Jewish life in Rivne explored in new book
14.12.2018, Jewish Communities
Numerous books and monographs have appeared in recent years describing the rich lives of the Jewish communities that inhabited the territory of contemporary Ukraine prior to World War II. Now Ukrainian historian Maxim Hon has penned the story of Rivne’s Jews, adding to a greater understanding of the country’s historic ethnic mosaic.
“I wanted to return to history those people who were lost to history,” Hon said at a presentation of his book, Rivne: Outlines of the Missing City, held at Lviv’s 25 Book Forum this fall.
Hon is head of the department of political studies at the Rivne State Humanitarian University and director of the non-profit organization Mnemonics, dedicated to memory policy in Ukraine.
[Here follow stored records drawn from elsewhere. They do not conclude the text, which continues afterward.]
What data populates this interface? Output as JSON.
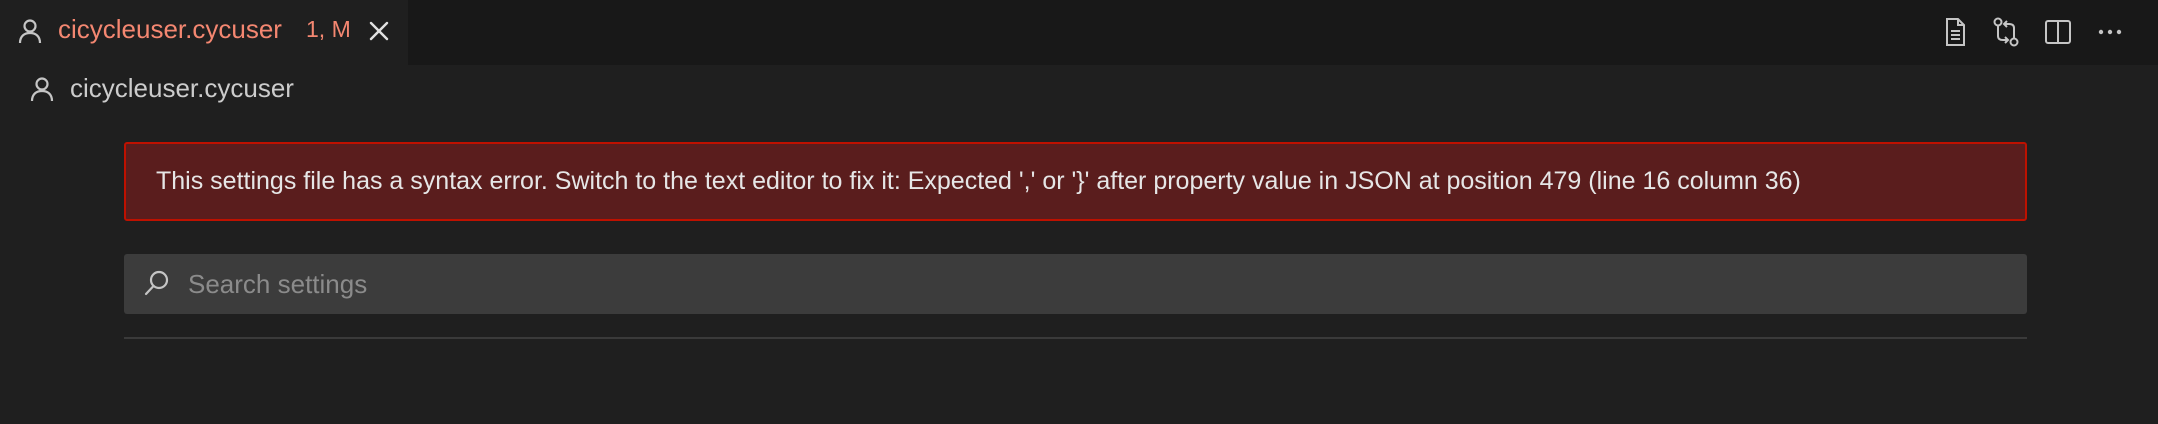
{
  "tab": {
    "title": "cicycleuser.cycuser",
    "badge": "1, M",
    "icon": "person-icon",
    "close_icon": "close-icon"
  },
  "editor_actions": [
    {
      "name": "open-settings-json",
      "icon": "file-icon"
    },
    {
      "name": "compare-changes",
      "icon": "git-compare-icon"
    },
    {
      "name": "split-editor",
      "icon": "split-editor-icon"
    },
    {
      "name": "more-actions",
      "icon": "ellipsis-icon"
    }
  ],
  "breadcrumb": {
    "label": "cicycleuser.cycuser",
    "icon": "person-icon"
  },
  "error": {
    "message": "This settings file has a syntax error. Switch to the text editor to fix it: Expected ',' or '}' after property value in JSON at position 479 (line 16 column 36)"
  },
  "search": {
    "placeholder": "Search settings",
    "value": ""
  },
  "colors": {
    "background": "#1f1f1f",
    "tabbar": "#181818",
    "tab_title_modified": "#f48771",
    "error_background": "#5a1d1d",
    "error_border": "#be1100",
    "search_background": "#3c3c3c"
  }
}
He is a specialist on Ukrainian-Jewish relations during the interwar period and World War II.
With Rivne’s history as a backdrop, Hon’s book tells the story of Rivne’s Jewish community through personalities who participated in the city’s civic, political and economic life; its important benefactors; and various aspects of inter-ethnic relations. Hon has won wide-spread praise for writing a book easily accessible to the average reader.
Ivan Monolatii, a professor at the Vasyl Stefanyk Precarpathian National University who participated in the presentation, said it is important that books which explore Ukraine’s ethnic communities are finally being published. The question of historical memory has too often been geared toward ethnic Ukrainians, he said.
“The dilemma of minorities is a question,” he said. “Ukraine is polyethnic.”
Although more needs to be done, participants underscored that publications like Hon’s show Ukrainian historiography is beginning to slowly change. The country is returning to the past and realizing what has been lost.